I used to be very nihilistic, and thought my life was meaningless and frankly didn't want it. After a life changing year, including witnessing the death of a friend and then caring for his wife and trying to convince her to not end her life, and connecting to nature in a big way, I have come to greatly value my life. Yes, life is fucking painful. But it is also beautiful. Even though I don't always feel it, I KNOW that it is worth it. I am constantly reminding myself that LIVING IS WORTH IT. Sedating the pain (through drugs, sleep, television, unhealthy relationships, whatever) is a waste of my time. After all, who knows if ill be here tomorrow. All I really have is this moment. The right here, right now. And that in itself is abundance. I try to feel the pain to its fullest extent, and then let it go. Its much easier said than done, but I'm working at it. Aren't we all just a work in progress anyway? Follow your bliss. Honor your darkness. I really appreciate that you are doing this. I hope you share what you learn.

11/12/2013 2:13 PM 


11/12/2013 9:36 AM 

I feel great about life! Im young and stuff so I still have time to fuck up. But for now Im loving life.

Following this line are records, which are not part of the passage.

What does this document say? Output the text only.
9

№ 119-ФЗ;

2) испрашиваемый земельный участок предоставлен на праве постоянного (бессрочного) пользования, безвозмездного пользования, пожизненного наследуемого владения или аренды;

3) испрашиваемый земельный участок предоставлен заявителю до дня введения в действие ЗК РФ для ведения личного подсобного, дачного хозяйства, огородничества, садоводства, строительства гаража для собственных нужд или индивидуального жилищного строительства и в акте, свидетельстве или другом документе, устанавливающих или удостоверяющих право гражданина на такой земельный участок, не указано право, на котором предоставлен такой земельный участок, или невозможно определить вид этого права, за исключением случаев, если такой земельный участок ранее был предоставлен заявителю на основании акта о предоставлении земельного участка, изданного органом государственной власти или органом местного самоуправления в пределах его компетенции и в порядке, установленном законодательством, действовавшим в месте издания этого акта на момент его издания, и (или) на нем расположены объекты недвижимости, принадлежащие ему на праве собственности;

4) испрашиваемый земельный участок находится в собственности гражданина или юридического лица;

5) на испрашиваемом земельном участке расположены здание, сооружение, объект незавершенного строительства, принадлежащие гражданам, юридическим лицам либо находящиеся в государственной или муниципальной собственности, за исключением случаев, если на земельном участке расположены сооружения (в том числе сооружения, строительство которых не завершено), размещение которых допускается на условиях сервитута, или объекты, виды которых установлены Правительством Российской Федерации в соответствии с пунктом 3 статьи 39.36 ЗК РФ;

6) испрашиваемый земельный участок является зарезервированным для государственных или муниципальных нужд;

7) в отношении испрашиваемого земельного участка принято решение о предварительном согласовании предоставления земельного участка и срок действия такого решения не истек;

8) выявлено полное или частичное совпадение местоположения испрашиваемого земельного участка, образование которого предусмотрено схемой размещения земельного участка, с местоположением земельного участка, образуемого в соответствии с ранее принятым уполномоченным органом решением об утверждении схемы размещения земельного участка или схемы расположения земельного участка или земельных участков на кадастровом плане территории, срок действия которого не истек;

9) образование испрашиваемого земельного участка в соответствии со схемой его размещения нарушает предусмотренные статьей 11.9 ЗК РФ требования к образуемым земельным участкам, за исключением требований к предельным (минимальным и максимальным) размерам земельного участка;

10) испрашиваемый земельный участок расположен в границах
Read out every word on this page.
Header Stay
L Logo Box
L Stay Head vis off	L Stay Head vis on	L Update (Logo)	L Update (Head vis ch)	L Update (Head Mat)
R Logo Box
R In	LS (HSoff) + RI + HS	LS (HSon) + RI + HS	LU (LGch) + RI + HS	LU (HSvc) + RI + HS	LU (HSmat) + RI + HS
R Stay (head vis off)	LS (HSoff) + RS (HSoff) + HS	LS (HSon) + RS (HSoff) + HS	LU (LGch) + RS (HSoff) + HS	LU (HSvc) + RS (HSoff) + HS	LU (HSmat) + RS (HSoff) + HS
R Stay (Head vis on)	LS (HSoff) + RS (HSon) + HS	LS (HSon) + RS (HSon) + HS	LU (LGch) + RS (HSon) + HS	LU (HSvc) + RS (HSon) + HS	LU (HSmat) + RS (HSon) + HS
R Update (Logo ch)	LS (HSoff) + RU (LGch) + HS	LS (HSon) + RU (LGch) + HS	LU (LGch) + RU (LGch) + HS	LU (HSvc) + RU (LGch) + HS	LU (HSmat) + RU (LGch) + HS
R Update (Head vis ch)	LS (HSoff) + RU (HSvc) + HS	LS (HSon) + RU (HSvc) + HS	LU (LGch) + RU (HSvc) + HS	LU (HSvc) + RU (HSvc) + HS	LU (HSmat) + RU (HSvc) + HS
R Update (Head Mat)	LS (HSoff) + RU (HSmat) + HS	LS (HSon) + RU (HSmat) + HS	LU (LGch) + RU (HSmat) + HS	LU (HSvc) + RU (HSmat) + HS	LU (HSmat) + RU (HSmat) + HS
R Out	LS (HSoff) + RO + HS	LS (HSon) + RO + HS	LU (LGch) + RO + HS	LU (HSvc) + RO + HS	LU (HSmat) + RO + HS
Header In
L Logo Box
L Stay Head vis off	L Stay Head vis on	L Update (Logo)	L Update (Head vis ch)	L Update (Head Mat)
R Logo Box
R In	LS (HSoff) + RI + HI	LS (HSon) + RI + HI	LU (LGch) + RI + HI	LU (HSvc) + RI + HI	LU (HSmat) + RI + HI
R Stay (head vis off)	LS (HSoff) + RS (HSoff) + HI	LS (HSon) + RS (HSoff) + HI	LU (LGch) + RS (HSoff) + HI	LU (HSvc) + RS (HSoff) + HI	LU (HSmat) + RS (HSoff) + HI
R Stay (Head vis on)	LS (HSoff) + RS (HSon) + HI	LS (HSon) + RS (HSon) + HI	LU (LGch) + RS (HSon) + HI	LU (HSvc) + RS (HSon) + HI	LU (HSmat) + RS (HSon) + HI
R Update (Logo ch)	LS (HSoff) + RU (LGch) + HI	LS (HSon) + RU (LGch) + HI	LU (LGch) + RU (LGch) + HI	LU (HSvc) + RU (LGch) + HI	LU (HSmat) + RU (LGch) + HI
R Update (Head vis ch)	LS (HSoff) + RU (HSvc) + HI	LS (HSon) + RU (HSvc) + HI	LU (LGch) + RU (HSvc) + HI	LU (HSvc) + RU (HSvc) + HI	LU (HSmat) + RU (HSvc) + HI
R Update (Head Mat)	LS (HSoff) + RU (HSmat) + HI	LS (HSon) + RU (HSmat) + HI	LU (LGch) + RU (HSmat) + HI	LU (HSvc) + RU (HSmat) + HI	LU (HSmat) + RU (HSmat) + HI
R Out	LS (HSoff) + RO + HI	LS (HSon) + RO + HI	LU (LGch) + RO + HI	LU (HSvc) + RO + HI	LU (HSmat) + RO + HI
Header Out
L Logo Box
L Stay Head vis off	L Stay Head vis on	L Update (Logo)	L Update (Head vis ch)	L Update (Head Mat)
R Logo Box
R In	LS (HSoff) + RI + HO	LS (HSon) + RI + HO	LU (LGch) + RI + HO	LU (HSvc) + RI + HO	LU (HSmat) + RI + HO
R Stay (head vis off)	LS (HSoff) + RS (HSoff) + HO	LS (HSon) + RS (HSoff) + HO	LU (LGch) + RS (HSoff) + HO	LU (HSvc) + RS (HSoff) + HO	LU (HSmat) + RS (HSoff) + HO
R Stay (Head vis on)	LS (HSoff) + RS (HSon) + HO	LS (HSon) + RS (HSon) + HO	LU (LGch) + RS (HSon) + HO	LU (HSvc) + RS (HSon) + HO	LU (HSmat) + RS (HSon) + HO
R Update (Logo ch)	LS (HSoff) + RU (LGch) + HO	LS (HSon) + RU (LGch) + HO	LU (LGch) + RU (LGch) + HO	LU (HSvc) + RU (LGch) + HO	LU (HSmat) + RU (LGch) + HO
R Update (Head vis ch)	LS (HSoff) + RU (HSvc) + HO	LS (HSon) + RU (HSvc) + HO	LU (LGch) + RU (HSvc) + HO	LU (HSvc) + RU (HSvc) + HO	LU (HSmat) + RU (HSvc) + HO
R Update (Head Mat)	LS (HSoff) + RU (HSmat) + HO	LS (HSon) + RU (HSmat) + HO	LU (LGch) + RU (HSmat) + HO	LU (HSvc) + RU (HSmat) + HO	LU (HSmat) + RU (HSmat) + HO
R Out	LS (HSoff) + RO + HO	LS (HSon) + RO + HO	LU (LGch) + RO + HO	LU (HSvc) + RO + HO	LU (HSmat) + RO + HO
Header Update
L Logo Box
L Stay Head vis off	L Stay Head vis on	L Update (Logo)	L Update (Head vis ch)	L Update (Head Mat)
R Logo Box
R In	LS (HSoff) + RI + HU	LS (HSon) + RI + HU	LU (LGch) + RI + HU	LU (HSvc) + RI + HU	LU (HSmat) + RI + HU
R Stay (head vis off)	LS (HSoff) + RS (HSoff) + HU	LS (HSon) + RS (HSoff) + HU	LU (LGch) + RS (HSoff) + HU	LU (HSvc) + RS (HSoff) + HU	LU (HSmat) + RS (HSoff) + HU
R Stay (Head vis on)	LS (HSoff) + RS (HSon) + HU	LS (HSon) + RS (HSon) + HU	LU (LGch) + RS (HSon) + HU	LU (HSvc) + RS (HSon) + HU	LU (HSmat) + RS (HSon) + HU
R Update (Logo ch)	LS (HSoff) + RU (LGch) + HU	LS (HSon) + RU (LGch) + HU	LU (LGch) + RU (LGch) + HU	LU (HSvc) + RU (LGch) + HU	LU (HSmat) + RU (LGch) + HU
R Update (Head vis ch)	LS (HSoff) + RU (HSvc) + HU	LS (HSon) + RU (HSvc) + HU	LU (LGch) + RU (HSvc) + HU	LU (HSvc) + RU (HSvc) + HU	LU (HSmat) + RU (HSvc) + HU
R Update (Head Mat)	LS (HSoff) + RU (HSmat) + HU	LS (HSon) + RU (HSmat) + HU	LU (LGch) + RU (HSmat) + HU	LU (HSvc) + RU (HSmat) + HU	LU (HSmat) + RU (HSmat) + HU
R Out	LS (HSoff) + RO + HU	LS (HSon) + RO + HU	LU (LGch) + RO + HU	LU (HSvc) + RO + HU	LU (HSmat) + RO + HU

Peachy keen! It's been pretty miserable and cold these past few weeks, but I just can't help smiling and feeling on top of the world.

2/10/2015 8:21 AM 


I suck at most parts of it as of late. Sometimes I feel like a failure. But I try to tell myself it could always be worse. I have it good compared to most people in the world. I sweat over the small things and don't look at the big picture enough. I'm privileged though not what most in this country consider as such, but on a global scale. I'm ungrateful. And that is why I suck.

11/13/2013 2:37 AM 


I think my mind exists in the future. Always excited about the next big thing, event, day, month, year etc. It's harder for me to process things in the present, as they never seem so exciting after my mind hypes them up so much. It's like I exist within a clouded bubble, missing out on the world's greatest thrills because I'm too preoccupied with what's next. I can always wake up earlier tomorrow. I can be more productive, read this or check that out tomorrow, but forget about the day I just wasted. And then I go to sleep and it starts again. i recently realized how fucked up that sounds and started to be more self-aware about it. But then I moved too fast in dating someone, and abruptly found out I was on the outside of an open relationship. It happened yesterday and I'm still in that state of hurt where I don't have words to describe my emotions yet. All I know is I just want some gummy bears.

2/10/2015 10:00 AM 


I feel as though I should be happy because I have a job that lets me do many of the things I always wanted and a lot of wonderful friends, but I'm not completely satisfied. It's like I've reached one goal, and now I'm asking "what's next?" I want more from my career and relationship. I want to rediscover my hobbies. I need a new goal to work toward.

2/10/2015 10:26 PM

 

The Undisclosed

Often times we go through life with a mask, telling the world we are ok, and sometimes we are. I asked the question in a anonymous survey, "How do you feel about your life?" When people are provided with an anonymous space to share their deepest feeling, beautiful things happen.